# mkdata

This notebook is used to extract data from the Postgres database into a parquet file for analysis. The data is from the SFUSD project on schools.

In [1]:
import pandas as pd
from utils import sqlalchemy_engine

engine = sqlalchemy_engine()

## demographic dataframe

In [2]:
# create a demongraphic dataframe
demo_query = """
SELECT 
    school_code,
	student_group_id,
	grade,
	max(total_students_enrolled) as total_students_enrolled
FROM scores
WHERE type_id IN (7, 9)
AND total_students_enrolled is not null
GROUP BY school_code, student_group_id, grade"""

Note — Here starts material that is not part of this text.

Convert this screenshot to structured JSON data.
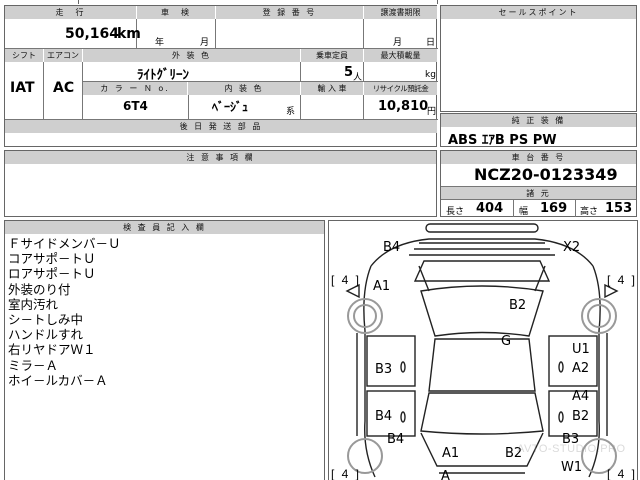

demo_df = pd.read_sql_query(demo_query, engine)

# pivot table
demo_pt = demo_df.pivot_table(index=['school_code', 'grade'], columns='student_group_id', values='total_students_enrolled', aggfunc="max")
demo_pt.reset_index(inplace=True)

# convert to ratios
for col in demo_pt.columns[3:]:
    demo_pt[col] = demo_pt[col].div(demo_pt[1]).where(demo_pt[col].notna())
    if demo_pt[demo_pt[1] < demo_pt[col]].size > 0:
        print(f"Warning: {demo_pt[demo_pt[1] < demo_pt[col]].size} rows where col 1 < col {col}")    

## scores dataframe

In [3]:
# get the scores dataframe
score_query = """SELECT 
 	school_code,
	 test_id,
	 grade,
	 (pct_std_exceeded::FLOAT / 100::FLOAT) as pct_std_exceeded,
	 (pct_std_met::FLOAT / 100::FLOAT) as pct_std_met,
	 (pct_std_met_and_above::FLOAT / 100::FLOAT) as pct_std_met_and_above
FROM scores
WHERE type_id IN (7, 9)
AND total_students_enrolled is not null
AND student_group_id = 1"""

score_df = pd.read_sql_query(score_query, engine)
score_df['test_id'] = score_df['test_id'].replace({1: 'MATH', 2: 'ENG'})

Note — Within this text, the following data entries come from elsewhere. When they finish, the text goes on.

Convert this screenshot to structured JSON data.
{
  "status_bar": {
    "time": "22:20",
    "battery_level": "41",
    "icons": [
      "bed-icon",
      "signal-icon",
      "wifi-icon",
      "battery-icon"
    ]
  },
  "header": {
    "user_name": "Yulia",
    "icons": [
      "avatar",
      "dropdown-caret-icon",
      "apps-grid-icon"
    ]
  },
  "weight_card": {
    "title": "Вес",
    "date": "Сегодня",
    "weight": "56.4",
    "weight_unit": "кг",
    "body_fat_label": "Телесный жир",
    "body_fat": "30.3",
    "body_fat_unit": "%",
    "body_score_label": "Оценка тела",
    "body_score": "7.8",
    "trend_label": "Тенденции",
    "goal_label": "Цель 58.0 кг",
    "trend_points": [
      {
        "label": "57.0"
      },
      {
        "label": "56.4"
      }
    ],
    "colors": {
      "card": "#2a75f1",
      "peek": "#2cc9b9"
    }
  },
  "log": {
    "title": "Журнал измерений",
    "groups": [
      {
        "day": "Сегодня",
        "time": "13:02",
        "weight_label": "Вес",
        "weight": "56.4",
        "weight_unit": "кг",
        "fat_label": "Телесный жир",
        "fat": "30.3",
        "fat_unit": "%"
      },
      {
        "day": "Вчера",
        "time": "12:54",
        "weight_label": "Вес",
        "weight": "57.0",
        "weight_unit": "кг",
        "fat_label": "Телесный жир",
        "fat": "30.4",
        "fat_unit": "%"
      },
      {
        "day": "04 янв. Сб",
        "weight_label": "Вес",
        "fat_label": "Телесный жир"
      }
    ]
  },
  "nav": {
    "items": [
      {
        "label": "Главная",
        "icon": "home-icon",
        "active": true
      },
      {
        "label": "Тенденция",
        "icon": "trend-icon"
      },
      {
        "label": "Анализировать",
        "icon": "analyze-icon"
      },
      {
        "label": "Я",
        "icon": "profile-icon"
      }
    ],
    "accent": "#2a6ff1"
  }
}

score_pt=score_df.pivot(index=['school_code', 'grade'], columns=['test_id'], values=['pct_std_exceeded', 'pct_std_met', 'pct_std_met_and_above'])
score_pt.reset_index(inplace=True)
score_pt.columns = score_pt.columns.map('_'.join).map(str.lower)
score_pt = score_pt.rename(columns={'school_code_': 'school_code', 'grade_': 'grade'})

In [None]:
# merge the two dataframes
merged_df = pd.merge(score_pt, demo_pt, on=['school_code', 'grade'], how='left')
merged_df.to_feather("merged.feather")

In [None]:

demo_labels_df = pd.read_sql_query("SELECT * FROM demographics", engine)
demo_labels_df.to_feather("demo_labels.feather")